Two clocks are showing the correct time at $4.00\,pm$. One clock loses $3.5$ minutes in an hour, while the other gains $2.5$ minutes in one hour. At $10.00\,pm$ on the same day, by how much time will the two clocks differ?
A. $12$ minutes
B. $36$ minutes
C. $24$ minutes
D. $30$ minutes

Answer 1

Hint: Given in the question there are two clocks with some time and in one one clock the time for one hour loses some minutes while in the other clock the time for one hour gains some minutes. For this here we are going to calculate how many minutes will be differ for two clocks.

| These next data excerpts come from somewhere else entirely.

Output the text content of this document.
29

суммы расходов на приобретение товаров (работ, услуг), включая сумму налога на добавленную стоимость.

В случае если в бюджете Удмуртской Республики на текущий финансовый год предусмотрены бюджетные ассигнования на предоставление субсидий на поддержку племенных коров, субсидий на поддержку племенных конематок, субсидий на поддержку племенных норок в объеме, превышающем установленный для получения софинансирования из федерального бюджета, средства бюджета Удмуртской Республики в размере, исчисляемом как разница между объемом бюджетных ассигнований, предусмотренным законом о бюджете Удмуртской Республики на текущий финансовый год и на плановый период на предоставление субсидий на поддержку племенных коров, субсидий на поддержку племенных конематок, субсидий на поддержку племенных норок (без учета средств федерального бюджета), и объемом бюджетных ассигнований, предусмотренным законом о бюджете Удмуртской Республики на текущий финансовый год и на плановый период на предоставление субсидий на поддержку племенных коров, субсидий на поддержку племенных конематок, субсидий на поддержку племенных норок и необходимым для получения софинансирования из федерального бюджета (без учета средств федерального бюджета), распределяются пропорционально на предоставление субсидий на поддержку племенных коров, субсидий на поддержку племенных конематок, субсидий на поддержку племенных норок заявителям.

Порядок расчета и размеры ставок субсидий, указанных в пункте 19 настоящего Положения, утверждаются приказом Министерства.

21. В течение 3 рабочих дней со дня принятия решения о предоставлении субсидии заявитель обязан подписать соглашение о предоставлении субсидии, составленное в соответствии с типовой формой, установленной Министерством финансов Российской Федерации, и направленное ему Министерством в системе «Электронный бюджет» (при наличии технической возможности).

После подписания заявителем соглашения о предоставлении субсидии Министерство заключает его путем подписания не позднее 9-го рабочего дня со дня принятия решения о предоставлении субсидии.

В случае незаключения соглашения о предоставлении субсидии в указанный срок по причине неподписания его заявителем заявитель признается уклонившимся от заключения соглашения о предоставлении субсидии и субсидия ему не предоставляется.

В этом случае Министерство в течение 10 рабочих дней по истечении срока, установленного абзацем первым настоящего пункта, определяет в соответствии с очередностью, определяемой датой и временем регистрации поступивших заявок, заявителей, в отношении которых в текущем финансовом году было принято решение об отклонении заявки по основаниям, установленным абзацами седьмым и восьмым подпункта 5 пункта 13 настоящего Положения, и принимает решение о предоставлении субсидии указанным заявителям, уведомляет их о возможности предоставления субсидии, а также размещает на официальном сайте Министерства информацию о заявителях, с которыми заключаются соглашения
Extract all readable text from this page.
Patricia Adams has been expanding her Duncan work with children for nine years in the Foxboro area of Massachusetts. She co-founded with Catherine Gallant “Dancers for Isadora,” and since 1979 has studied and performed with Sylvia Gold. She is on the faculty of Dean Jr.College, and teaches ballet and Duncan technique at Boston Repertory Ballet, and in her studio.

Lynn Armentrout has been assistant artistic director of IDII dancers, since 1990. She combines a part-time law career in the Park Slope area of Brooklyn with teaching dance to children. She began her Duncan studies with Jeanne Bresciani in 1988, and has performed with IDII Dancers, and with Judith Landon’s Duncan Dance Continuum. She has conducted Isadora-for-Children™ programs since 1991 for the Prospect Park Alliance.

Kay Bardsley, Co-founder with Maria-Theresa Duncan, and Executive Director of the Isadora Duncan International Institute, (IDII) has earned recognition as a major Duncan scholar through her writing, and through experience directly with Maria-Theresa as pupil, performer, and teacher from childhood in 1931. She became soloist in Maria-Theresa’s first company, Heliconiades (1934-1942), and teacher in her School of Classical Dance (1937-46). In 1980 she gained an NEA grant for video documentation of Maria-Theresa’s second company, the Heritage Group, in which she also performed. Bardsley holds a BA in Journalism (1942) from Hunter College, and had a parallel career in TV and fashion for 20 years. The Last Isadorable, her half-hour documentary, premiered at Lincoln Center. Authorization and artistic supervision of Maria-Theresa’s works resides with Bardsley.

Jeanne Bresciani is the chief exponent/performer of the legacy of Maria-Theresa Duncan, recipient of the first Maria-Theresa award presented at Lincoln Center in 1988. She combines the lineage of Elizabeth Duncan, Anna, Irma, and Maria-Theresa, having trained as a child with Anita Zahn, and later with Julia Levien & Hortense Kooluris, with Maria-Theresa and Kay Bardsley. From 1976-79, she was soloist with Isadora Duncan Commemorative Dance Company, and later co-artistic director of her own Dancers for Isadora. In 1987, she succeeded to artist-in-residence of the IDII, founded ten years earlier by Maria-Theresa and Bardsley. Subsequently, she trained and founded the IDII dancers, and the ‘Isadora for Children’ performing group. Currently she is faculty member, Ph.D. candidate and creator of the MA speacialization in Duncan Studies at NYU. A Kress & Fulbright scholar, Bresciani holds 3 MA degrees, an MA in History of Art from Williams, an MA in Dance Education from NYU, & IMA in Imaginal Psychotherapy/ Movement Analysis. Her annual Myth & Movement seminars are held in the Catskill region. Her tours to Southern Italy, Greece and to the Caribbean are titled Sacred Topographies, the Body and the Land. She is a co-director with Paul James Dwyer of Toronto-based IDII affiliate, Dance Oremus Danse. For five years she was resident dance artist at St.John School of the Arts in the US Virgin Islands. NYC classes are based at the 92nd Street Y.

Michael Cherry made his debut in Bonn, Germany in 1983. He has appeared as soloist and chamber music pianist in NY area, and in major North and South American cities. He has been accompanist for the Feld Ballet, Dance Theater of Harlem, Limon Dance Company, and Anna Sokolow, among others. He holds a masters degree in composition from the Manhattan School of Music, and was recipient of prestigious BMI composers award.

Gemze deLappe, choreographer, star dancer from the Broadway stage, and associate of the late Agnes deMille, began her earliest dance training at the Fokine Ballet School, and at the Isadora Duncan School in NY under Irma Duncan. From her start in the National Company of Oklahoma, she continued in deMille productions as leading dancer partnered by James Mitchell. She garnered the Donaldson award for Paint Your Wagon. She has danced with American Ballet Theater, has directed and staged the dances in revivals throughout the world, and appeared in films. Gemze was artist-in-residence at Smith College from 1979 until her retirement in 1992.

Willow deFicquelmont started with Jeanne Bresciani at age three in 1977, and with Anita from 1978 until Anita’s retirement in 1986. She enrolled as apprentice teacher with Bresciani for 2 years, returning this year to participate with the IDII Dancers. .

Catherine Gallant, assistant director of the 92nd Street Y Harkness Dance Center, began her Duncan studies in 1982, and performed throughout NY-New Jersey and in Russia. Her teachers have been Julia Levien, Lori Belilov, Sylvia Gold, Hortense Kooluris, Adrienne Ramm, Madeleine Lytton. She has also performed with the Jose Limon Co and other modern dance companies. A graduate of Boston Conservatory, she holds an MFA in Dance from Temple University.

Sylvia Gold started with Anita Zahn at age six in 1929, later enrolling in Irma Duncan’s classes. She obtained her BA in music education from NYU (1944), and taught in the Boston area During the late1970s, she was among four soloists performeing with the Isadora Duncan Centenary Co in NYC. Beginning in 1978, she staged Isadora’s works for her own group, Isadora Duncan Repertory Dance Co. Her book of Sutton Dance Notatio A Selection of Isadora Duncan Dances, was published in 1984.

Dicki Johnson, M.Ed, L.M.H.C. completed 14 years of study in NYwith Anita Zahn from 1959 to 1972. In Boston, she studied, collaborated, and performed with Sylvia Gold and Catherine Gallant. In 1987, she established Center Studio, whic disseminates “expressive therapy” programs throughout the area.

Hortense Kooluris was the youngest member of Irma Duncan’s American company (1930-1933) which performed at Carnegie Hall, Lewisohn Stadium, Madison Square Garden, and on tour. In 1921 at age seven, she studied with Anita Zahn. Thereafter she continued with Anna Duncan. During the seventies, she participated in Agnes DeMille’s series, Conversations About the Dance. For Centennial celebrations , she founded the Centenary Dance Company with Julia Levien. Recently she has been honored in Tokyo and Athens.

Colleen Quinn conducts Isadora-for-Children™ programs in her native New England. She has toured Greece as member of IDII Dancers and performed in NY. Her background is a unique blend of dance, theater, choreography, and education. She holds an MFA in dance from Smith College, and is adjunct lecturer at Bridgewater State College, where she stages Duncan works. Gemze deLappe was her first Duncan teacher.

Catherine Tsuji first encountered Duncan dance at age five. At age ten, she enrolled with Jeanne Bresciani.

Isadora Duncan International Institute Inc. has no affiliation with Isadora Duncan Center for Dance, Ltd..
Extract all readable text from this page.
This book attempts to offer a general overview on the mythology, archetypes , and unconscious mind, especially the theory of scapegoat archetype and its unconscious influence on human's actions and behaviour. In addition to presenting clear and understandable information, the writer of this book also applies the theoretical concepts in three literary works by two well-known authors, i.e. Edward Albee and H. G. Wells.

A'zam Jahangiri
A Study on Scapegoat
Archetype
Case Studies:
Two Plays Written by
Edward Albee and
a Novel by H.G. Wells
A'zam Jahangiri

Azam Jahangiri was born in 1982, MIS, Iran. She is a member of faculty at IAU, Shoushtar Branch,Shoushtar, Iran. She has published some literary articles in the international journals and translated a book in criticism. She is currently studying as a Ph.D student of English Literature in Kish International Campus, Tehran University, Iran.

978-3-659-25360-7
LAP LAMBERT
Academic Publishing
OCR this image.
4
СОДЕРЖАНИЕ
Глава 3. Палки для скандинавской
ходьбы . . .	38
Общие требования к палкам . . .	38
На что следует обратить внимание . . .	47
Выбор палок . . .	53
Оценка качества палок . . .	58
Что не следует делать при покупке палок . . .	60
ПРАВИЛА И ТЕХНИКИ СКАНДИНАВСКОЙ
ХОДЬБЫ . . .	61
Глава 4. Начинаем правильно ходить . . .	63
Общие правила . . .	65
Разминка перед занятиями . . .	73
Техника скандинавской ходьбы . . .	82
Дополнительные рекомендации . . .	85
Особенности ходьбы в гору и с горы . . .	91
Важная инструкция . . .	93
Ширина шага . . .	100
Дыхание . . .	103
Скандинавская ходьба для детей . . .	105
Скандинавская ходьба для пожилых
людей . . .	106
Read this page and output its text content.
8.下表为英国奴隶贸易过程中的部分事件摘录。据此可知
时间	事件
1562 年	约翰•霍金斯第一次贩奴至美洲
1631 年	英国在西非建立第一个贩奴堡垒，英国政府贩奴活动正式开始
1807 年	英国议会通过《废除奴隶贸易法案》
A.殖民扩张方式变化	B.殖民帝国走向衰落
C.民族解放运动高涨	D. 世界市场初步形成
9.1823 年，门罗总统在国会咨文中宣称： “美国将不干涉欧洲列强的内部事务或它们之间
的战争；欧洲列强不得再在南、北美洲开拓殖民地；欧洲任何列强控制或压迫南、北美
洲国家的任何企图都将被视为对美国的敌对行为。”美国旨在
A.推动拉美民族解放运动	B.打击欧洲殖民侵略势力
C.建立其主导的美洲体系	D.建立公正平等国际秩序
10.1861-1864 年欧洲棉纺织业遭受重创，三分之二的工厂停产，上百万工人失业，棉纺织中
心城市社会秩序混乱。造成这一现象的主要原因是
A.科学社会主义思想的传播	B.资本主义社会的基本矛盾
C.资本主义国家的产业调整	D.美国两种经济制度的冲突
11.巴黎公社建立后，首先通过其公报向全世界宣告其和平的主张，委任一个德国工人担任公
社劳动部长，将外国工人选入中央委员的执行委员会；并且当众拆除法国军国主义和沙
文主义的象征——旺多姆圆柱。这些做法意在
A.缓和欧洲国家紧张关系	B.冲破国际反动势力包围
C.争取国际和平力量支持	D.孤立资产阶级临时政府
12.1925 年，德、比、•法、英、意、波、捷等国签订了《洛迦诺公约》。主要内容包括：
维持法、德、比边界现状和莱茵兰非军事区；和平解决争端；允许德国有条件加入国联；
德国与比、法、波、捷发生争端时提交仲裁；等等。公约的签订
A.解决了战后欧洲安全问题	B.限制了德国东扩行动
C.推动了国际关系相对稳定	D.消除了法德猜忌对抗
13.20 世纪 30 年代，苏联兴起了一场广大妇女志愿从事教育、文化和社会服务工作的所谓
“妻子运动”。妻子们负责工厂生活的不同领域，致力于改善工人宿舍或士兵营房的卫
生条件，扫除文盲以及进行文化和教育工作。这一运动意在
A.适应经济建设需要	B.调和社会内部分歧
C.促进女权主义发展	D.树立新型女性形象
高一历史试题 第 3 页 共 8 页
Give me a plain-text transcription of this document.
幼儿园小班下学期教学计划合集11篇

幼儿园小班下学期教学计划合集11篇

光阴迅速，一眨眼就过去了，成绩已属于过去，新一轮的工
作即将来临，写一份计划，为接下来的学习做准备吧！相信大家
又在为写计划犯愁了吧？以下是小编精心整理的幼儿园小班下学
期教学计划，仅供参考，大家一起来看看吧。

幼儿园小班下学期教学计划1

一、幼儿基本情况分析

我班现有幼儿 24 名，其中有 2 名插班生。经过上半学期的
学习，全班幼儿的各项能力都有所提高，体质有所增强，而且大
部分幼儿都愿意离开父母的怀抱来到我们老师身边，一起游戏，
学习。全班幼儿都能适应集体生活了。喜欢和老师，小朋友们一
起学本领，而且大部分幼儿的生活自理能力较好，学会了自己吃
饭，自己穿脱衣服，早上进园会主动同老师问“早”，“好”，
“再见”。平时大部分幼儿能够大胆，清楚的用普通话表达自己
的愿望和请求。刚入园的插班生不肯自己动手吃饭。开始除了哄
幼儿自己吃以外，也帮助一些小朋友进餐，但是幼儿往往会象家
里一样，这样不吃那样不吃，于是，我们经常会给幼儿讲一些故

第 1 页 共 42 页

Complete step by step answer:
Given in the question is, at time $4.00\,pm$ and at time $10.00\,pm$ from this the difference between both the timings is $6\,hours$, so by this here we are differentiating the two clocks with their respective loses and gains,

First of all lets differ two clocks by A and B. Here we are going to find the clock A, that means the clock A, loses its time that means we are taking negative sign,
$A = - 6 \times 3.5$,
Here $3.5$ is the time loses by A and $6$ is the difference between the given timings,
$A = - 21\,minutes$
For clock B also we are using same method,
\[B = 6 \times 2.5\]

In the above equation $2.5$ is the time gained by clock B,
Therefore, $B = 15\,minutes$
Now we are going to differ the two clocks A and B,
Therefore, $ = B - A$
The differ between two clocks is
$B - A \\
\Rightarrow 15 - \left( { - 21} \right) \\
\Rightarrow 15 + 21 \\
\therefore 36\,minutes $
The difference between the two clocks is $36\,minutes$. Hence the correct option is option (B).

Note: From the given data we have proved the difference between the two clocks, for this calculation in clock A we have assumed it in negative sign because in clock A it was losing its time for this reason we have considered it in negative sign. Thus we have proved the correct solution, the correct option is B.